The woman next to her shifts and a loaf of bread falls out of one of the bags and hits her shoulder. The woman doesn’t seem to notice or care. She doesn’t care either. She is fixed on her phone, her mind running through explanations. It could be someone with the same name, but why isn’t there a past date of disappearance like the other names? It could be a joke, but no one thinks about her enough to want to play a joke on her, and there is no way to guarantee she would ever randomly stumble across the page to get the joke.

She grips her phone in both hands and shakily logs into her encyclopedia user account. She has contributed before and she knows how to edit pages. She deletes her name from the list, noting the lack of citation as justification, and refreshes the page. Her name is gone. She puts her phone to sleep. The loaf of bread wobbles off of her shoulder and onto the bus floor. She turns her eyes toward the window as the woman next to her huffs to retrieve the bread.

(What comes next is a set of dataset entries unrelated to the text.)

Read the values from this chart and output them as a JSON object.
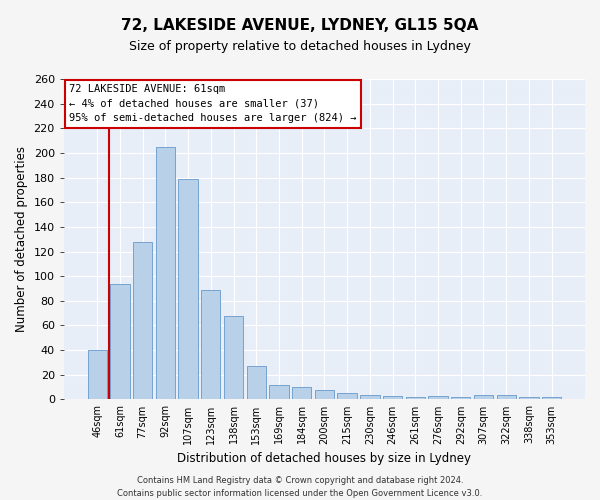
{
  "title": "72, LAKESIDE AVENUE, LYDNEY, GL15 5QA",
  "subtitle": "Size of property relative to detached houses in Lydney",
  "xlabel": "Distribution of detached houses by size in Lydney",
  "ylabel": "Number of detached properties",
  "bar_color": "#b8d0e8",
  "bar_edge_color": "#6699cc",
  "categories": [
    "46sqm",
    "61sqm",
    "77sqm",
    "92sqm",
    "107sqm",
    "123sqm",
    "138sqm",
    "153sqm",
    "169sqm",
    "184sqm",
    "200sqm",
    "215sqm",
    "230sqm",
    "246sqm",
    "261sqm",
    "276sqm",
    "292sqm",
    "307sqm",
    "322sqm",
    "338sqm",
    "353sqm"
  ],
  "values": [
    40,
    94,
    128,
    205,
    179,
    89,
    68,
    27,
    12,
    10,
    8,
    5,
    4,
    3,
    2,
    3,
    2,
    4,
    4,
    2,
    2
  ],
  "vline_index": 1,
  "annotation_title": "72 LAKESIDE AVENUE: 61sqm",
  "annotation_line1": "← 4% of detached houses are smaller (37)",
  "annotation_line2": "95% of semi-detached houses are larger (824) →",
  "annotation_box_color": "#ffffff",
  "annotation_border_color": "#cc0000",
  "vline_color": "#cc0000",
  "plot_bg_color": "#e8eef8",
  "fig_bg_color": "#f5f5f5",
  "grid_color": "#ffffff",
  "ylim": [
    0,
    260
  ],
  "yticks": [
    0,
    20,
    40,
    60,
    80,
    100,
    120,
    140,
    160,
    180,
    200,
    220,
    240,
    260
  ],
  "footer_line1": "Contains HM Land Registry data © Crown copyright and database right 2024.",
  "footer_line2": "Contains public sector information licensed under the Open Government Licence v3.0.",
  "title_fontsize": 11,
  "subtitle_fontsize": 9,
  "ylabel_fontsize": 8.5,
  "xlabel_fontsize": 8.5,
  "ytick_fontsize": 8,
  "xtick_fontsize": 7,
  "footer_fontsize": 6,
  "annotation_fontsize": 7.5
}
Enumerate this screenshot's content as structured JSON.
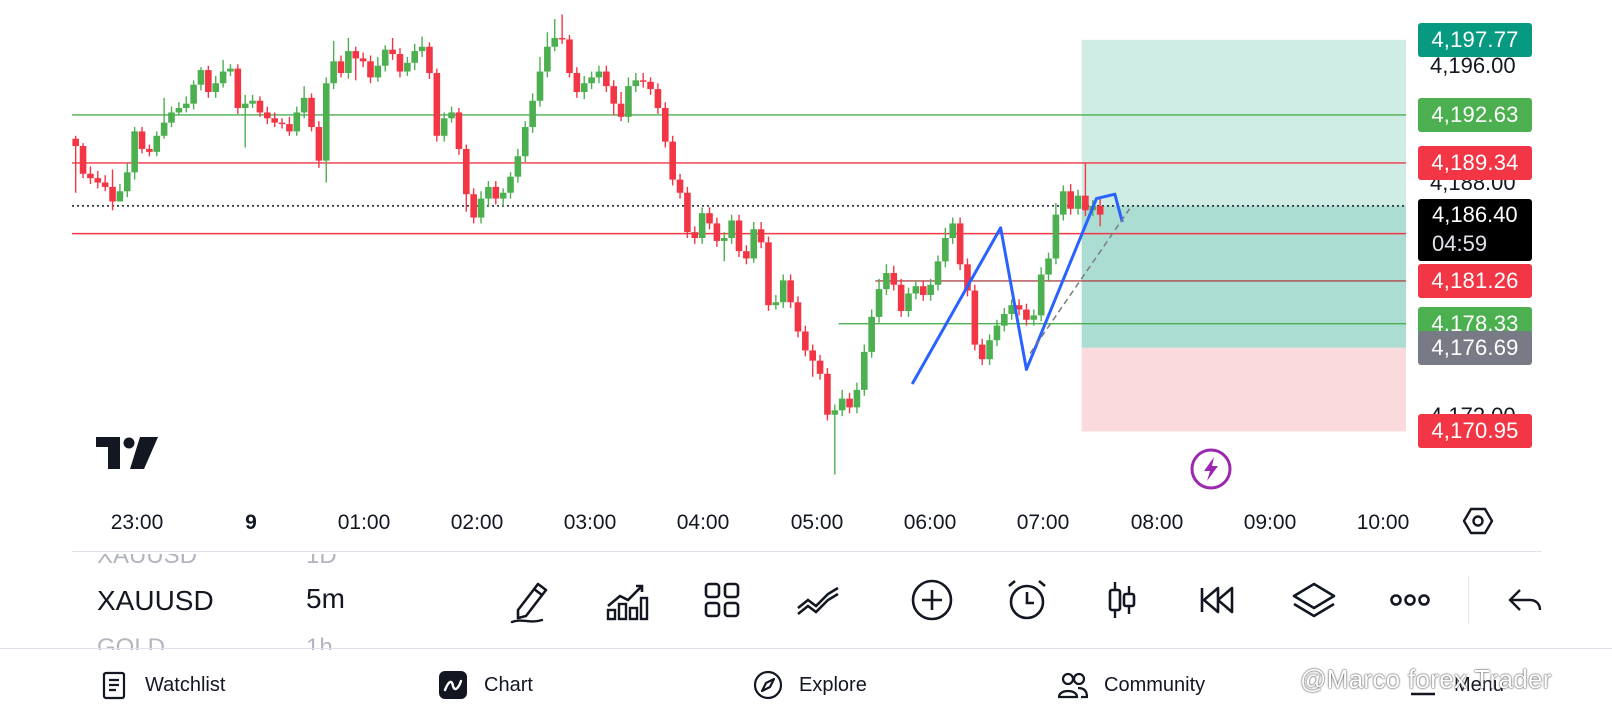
{
  "chart": {
    "symbol": "XAUUSD",
    "interval": "5m",
    "price_labels": [
      {
        "name": "top",
        "text": "4,197.77",
        "value": 4197.77,
        "color": "#089981"
      },
      {
        "name": "green-line-1",
        "text": "4,192.63",
        "value": 4192.63,
        "color": "#4caf50"
      },
      {
        "name": "red-line-1",
        "text": "4,189.34",
        "value": 4189.34,
        "color": "#f23645"
      },
      {
        "name": "red-line-2",
        "text": "4,184.50",
        "value": 4184.5,
        "color": "#f23645"
      },
      {
        "name": "red-line-3",
        "text": "4,181.26",
        "value": 4181.26,
        "color": "#f23645"
      },
      {
        "name": "green-line-2",
        "text": "4,178.33",
        "value": 4178.33,
        "color": "#4caf50"
      },
      {
        "name": "entry",
        "text": "4,176.69",
        "value": 4176.69,
        "color": "#787b86"
      },
      {
        "name": "stop",
        "text": "4,170.95",
        "value": 4170.95,
        "color": "#f23645"
      }
    ],
    "scale_ticks": [
      {
        "text": "4,196.00",
        "value": 4196.0
      },
      {
        "text": "4,188.00",
        "value": 4188.0
      },
      {
        "text": "4,172.00",
        "value": 4172.0
      }
    ],
    "current_price": {
      "text": "4,186.40",
      "value": 4186.4,
      "countdown": "04:59"
    },
    "time_labels": [
      {
        "text": "23:00",
        "bold": false
      },
      {
        "text": "9",
        "bold": true
      },
      {
        "text": "01:00",
        "bold": false
      },
      {
        "text": "02:00",
        "bold": false
      },
      {
        "text": "03:00",
        "bold": false
      },
      {
        "text": "04:00",
        "bold": false
      },
      {
        "text": "05:00",
        "bold": false
      },
      {
        "text": "06:00",
        "bold": false
      },
      {
        "text": "07:00",
        "bold": false
      },
      {
        "text": "08:00",
        "bold": false
      },
      {
        "text": "09:00",
        "bold": false
      },
      {
        "text": "10:00",
        "bold": false
      }
    ],
    "candles": [
      [
        4191.0,
        4190.5,
        4191.2,
        4187.3
      ],
      [
        4190.5,
        4188.6,
        4190.7,
        4188.3
      ],
      [
        4188.6,
        4188.3,
        4189.1,
        4187.9
      ],
      [
        4188.3,
        4188.0,
        4188.8,
        4187.6
      ],
      [
        4188.0,
        4187.7,
        4188.5,
        4187.4
      ],
      [
        4187.7,
        4186.7,
        4188.9,
        4186.1
      ],
      [
        4186.7,
        4187.4,
        4187.9,
        4186.9
      ],
      [
        4187.4,
        4188.7,
        4189.3,
        4187.0
      ],
      [
        4188.7,
        4191.5,
        4191.8,
        4188.2
      ],
      [
        4191.5,
        4190.3,
        4191.8,
        4190.0
      ],
      [
        4190.3,
        4190.1,
        4190.6,
        4189.8
      ],
      [
        4190.1,
        4191.2,
        4191.5,
        4189.8
      ],
      [
        4191.2,
        4192.1,
        4193.8,
        4191.0
      ],
      [
        4192.1,
        4192.8,
        4193.2,
        4191.8
      ],
      [
        4192.8,
        4193.1,
        4193.5,
        4192.6
      ],
      [
        4193.1,
        4193.4,
        4193.9,
        4192.8
      ],
      [
        4193.4,
        4194.7,
        4195.0,
        4193.0
      ],
      [
        4194.7,
        4195.7,
        4195.9,
        4194.3
      ],
      [
        4195.7,
        4194.2,
        4196.0,
        4193.8
      ],
      [
        4194.2,
        4194.8,
        4195.3,
        4193.8
      ],
      [
        4194.8,
        4195.6,
        4196.4,
        4194.5
      ],
      [
        4195.6,
        4195.8,
        4196.1,
        4195.3
      ],
      [
        4195.8,
        4193.1,
        4196.1,
        4192.7
      ],
      [
        4193.1,
        4193.4,
        4194.0,
        4190.4
      ],
      [
        4193.4,
        4193.6,
        4194.0,
        4193.1
      ],
      [
        4193.6,
        4192.8,
        4193.9,
        4192.5
      ],
      [
        4192.8,
        4192.4,
        4193.2,
        4192.0
      ],
      [
        4192.4,
        4192.1,
        4192.8,
        4191.8
      ],
      [
        4192.1,
        4192.0,
        4192.4,
        4191.7
      ],
      [
        4192.0,
        4191.5,
        4192.5,
        4191.2
      ],
      [
        4191.5,
        4192.8,
        4193.2,
        4191.2
      ],
      [
        4192.8,
        4193.8,
        4194.6,
        4192.4
      ],
      [
        4193.8,
        4191.8,
        4194.1,
        4191.5
      ],
      [
        4191.8,
        4189.5,
        4192.2,
        4189.0
      ],
      [
        4189.5,
        4194.8,
        4195.2,
        4188.0
      ],
      [
        4194.8,
        4196.3,
        4197.7,
        4194.4
      ],
      [
        4196.3,
        4195.5,
        4196.7,
        4195.2
      ],
      [
        4195.5,
        4197.0,
        4197.9,
        4195.1
      ],
      [
        4197.0,
        4196.5,
        4197.3,
        4195.0
      ],
      [
        4196.5,
        4196.3,
        4196.9,
        4195.9
      ],
      [
        4196.3,
        4195.2,
        4196.7,
        4194.8
      ],
      [
        4195.2,
        4196.0,
        4196.6,
        4194.9
      ],
      [
        4196.0,
        4197.1,
        4197.4,
        4195.6
      ],
      [
        4197.1,
        4196.8,
        4197.9,
        4196.4
      ],
      [
        4196.8,
        4195.6,
        4197.2,
        4195.2
      ],
      [
        4195.6,
        4196.2,
        4196.6,
        4195.3
      ],
      [
        4196.2,
        4197.0,
        4197.5,
        4195.7
      ],
      [
        4197.0,
        4197.3,
        4198.0,
        4196.6
      ],
      [
        4197.3,
        4195.5,
        4197.6,
        4195.1
      ],
      [
        4195.5,
        4191.2,
        4195.8,
        4190.8
      ],
      [
        4191.2,
        4192.4,
        4192.8,
        4190.8
      ],
      [
        4192.4,
        4192.8,
        4193.2,
        4192.1
      ],
      [
        4192.8,
        4190.3,
        4193.1,
        4189.9
      ],
      [
        4190.3,
        4187.2,
        4190.6,
        4186.0
      ],
      [
        4187.2,
        4185.6,
        4187.6,
        4185.2
      ],
      [
        4185.6,
        4186.9,
        4187.4,
        4185.2
      ],
      [
        4186.9,
        4187.7,
        4188.1,
        4186.4
      ],
      [
        4187.7,
        4186.9,
        4188.1,
        4186.5
      ],
      [
        4186.9,
        4187.3,
        4187.6,
        4186.4
      ],
      [
        4187.3,
        4188.4,
        4188.7,
        4186.9
      ],
      [
        4188.4,
        4189.8,
        4190.3,
        4188.0
      ],
      [
        4189.8,
        4191.8,
        4192.2,
        4189.4
      ],
      [
        4191.8,
        4193.6,
        4194.1,
        4191.4
      ],
      [
        4193.6,
        4195.6,
        4196.6,
        4193.2
      ],
      [
        4195.6,
        4197.3,
        4198.3,
        4195.2
      ],
      [
        4197.3,
        4197.9,
        4199.2,
        4197.0
      ],
      [
        4197.9,
        4197.8,
        4199.5,
        4197.5
      ],
      [
        4197.8,
        4195.5,
        4198.1,
        4195.2
      ],
      [
        4195.5,
        4194.2,
        4195.9,
        4193.8
      ],
      [
        4194.2,
        4194.8,
        4195.3,
        4193.7
      ],
      [
        4194.8,
        4195.2,
        4195.6,
        4194.4
      ],
      [
        4195.2,
        4195.6,
        4196.0,
        4194.8
      ],
      [
        4195.6,
        4194.6,
        4196.0,
        4194.2
      ],
      [
        4194.6,
        4193.4,
        4195.0,
        4192.6
      ],
      [
        4193.4,
        4192.5,
        4194.2,
        4192.2
      ],
      [
        4192.5,
        4194.6,
        4195.2,
        4192.1
      ],
      [
        4194.6,
        4195.0,
        4195.5,
        4194.2
      ],
      [
        4195.0,
        4194.9,
        4195.5,
        4194.5
      ],
      [
        4194.9,
        4194.4,
        4195.2,
        4194.0
      ],
      [
        4194.4,
        4193.1,
        4194.8,
        4192.7
      ],
      [
        4193.1,
        4190.8,
        4193.5,
        4190.4
      ],
      [
        4190.8,
        4188.2,
        4191.2,
        4187.8
      ],
      [
        4188.2,
        4187.3,
        4188.6,
        4186.9
      ],
      [
        4187.3,
        4184.6,
        4187.7,
        4184.2
      ],
      [
        4184.6,
        4184.2,
        4185.0,
        4183.8
      ],
      [
        4184.2,
        4185.9,
        4186.3,
        4183.8
      ],
      [
        4185.9,
        4185.2,
        4186.3,
        4184.8
      ],
      [
        4185.2,
        4184.0,
        4185.6,
        4183.6
      ],
      [
        4184.0,
        4184.2,
        4184.6,
        4182.6
      ],
      [
        4184.2,
        4185.4,
        4185.8,
        4183.8
      ],
      [
        4185.4,
        4183.3,
        4185.8,
        4182.9
      ],
      [
        4183.3,
        4182.8,
        4183.7,
        4182.4
      ],
      [
        4182.8,
        4184.8,
        4185.3,
        4182.5
      ],
      [
        4184.8,
        4183.9,
        4185.3,
        4183.5
      ],
      [
        4183.9,
        4179.6,
        4184.3,
        4179.2
      ],
      [
        4179.6,
        4179.8,
        4180.3,
        4179.3
      ],
      [
        4179.8,
        4181.3,
        4181.7,
        4179.4
      ],
      [
        4181.3,
        4179.8,
        4181.7,
        4179.4
      ],
      [
        4179.8,
        4177.8,
        4180.2,
        4177.4
      ],
      [
        4177.8,
        4176.5,
        4178.2,
        4176.1
      ],
      [
        4176.5,
        4175.8,
        4176.9,
        4174.7
      ],
      [
        4175.8,
        4174.9,
        4176.2,
        4174.5
      ],
      [
        4174.9,
        4172.1,
        4175.3,
        4171.7
      ],
      [
        4172.1,
        4172.4,
        4172.8,
        4168.0
      ],
      [
        4172.4,
        4173.2,
        4173.8,
        4172.0
      ],
      [
        4173.2,
        4172.6,
        4173.6,
        4172.2
      ],
      [
        4172.6,
        4173.8,
        4174.3,
        4172.2
      ],
      [
        4173.8,
        4176.4,
        4176.9,
        4173.4
      ],
      [
        4176.4,
        4178.8,
        4179.3,
        4176.0
      ],
      [
        4178.8,
        4180.7,
        4181.4,
        4178.4
      ],
      [
        4180.7,
        4181.8,
        4182.4,
        4180.3
      ],
      [
        4181.8,
        4181.0,
        4182.3,
        4180.6
      ],
      [
        4181.0,
        4179.2,
        4181.4,
        4178.8
      ],
      [
        4179.2,
        4180.4,
        4180.8,
        4178.8
      ],
      [
        4180.4,
        4180.9,
        4181.3,
        4180.0
      ],
      [
        4180.9,
        4180.3,
        4181.3,
        4179.9
      ],
      [
        4180.3,
        4181.0,
        4181.4,
        4179.9
      ],
      [
        4181.0,
        4182.6,
        4183.0,
        4180.6
      ],
      [
        4182.6,
        4184.2,
        4184.9,
        4182.2
      ],
      [
        4184.2,
        4185.2,
        4185.6,
        4183.8
      ],
      [
        4185.2,
        4182.4,
        4185.6,
        4182.0
      ],
      [
        4182.4,
        4180.6,
        4182.8,
        4180.2
      ],
      [
        4180.6,
        4176.9,
        4181.0,
        4176.5
      ],
      [
        4176.9,
        4175.9,
        4177.3,
        4175.5
      ],
      [
        4175.9,
        4177.2,
        4177.6,
        4175.5
      ],
      [
        4177.2,
        4178.2,
        4178.6,
        4176.8
      ],
      [
        4178.2,
        4179.0,
        4179.4,
        4177.8
      ],
      [
        4179.0,
        4179.6,
        4180.0,
        4178.6
      ],
      [
        4179.6,
        4179.3,
        4180.0,
        4178.9
      ],
      [
        4179.3,
        4178.6,
        4179.7,
        4178.2
      ],
      [
        4178.6,
        4178.9,
        4179.3,
        4178.2
      ],
      [
        4178.9,
        4181.7,
        4182.2,
        4178.5
      ],
      [
        4181.7,
        4182.8,
        4183.2,
        4181.3
      ],
      [
        4182.8,
        4185.8,
        4186.6,
        4182.4
      ],
      [
        4185.8,
        4187.4,
        4187.8,
        4185.4
      ],
      [
        4187.4,
        4186.2,
        4187.9,
        4185.8
      ],
      [
        4186.2,
        4187.1,
        4187.5,
        4185.8
      ],
      [
        4187.1,
        4186.1,
        4189.3,
        4185.7
      ],
      [
        4186.1,
        4186.4,
        4186.8,
        4185.7
      ],
      [
        4186.4,
        4185.8,
        4186.9,
        4185.0
      ]
    ],
    "x_range": [
      0,
      181
    ],
    "y_range": [
      4166.6,
      4200.5
    ],
    "position": {
      "start_index": 137,
      "end_index": 181,
      "entry": 4176.69,
      "target": 4197.77,
      "stop": 4170.95
    }
  },
  "toolbar": {
    "symbols": [
      "XAUUSD",
      "GOLD"
    ],
    "intervals": [
      "1D",
      "5m",
      "1h"
    ],
    "tools": [
      "pencil-icon",
      "indicators-icon",
      "layout-grid-icon",
      "trend-lines-icon",
      "add-icon",
      "alarm-icon",
      "candle-type-icon",
      "replay-icon",
      "layers-icon",
      "more-icon",
      "undo-icon"
    ]
  },
  "nav": {
    "items": [
      {
        "label": "Watchlist",
        "icon": "watchlist-icon"
      },
      {
        "label": "Chart",
        "icon": "chart-icon"
      },
      {
        "label": "Explore",
        "icon": "compass-icon"
      },
      {
        "label": "Community",
        "icon": "community-icon"
      },
      {
        "label": "Menu",
        "icon": "menu-icon"
      }
    ],
    "watermark": "@Marco forex Trader"
  },
  "colors": {
    "up": "#4caf50",
    "down": "#f23645",
    "target_zone": "#bfe6dc",
    "stop_zone": "#fbdadd",
    "pattern": "#2962ff"
  }
}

She holds out for five minutes before she turns her phone on again, opens the web browser, and navigates to the list of people who disappeared mysteriously at sea. Her name is back on the list. She clicks through the page’s history of edits and sees that another user immediately replaced her deletion after she made it. Their user account shows they’ve only contributed to this single article, but several times.

She returns to the page and deletes her name again. She refreshes the page. Her name is gone from the list. She refreshes again, again, and again. Her name is back on the list.

She drops her phone into her lap and stares into the crowd wriggling inside the bus. The woman next to her sniffs and coughs, shopping bags rustling. A kid behind her tugs at the hood of her coat. The chaos of the world around her washes over and through her, and in its wake leaves an odd kind of peace. She has always wanted to have a space of her own, dedicated only to her. Now she does, in that final line at the end of the list of people who disappeared mysteriously at sea.

She slips her phone into a pocket of her backpack and zips the pocket shut. She settles back into her seat and watches out of the bus window. At last, after a lifetime of waiting, she has something to look forward to.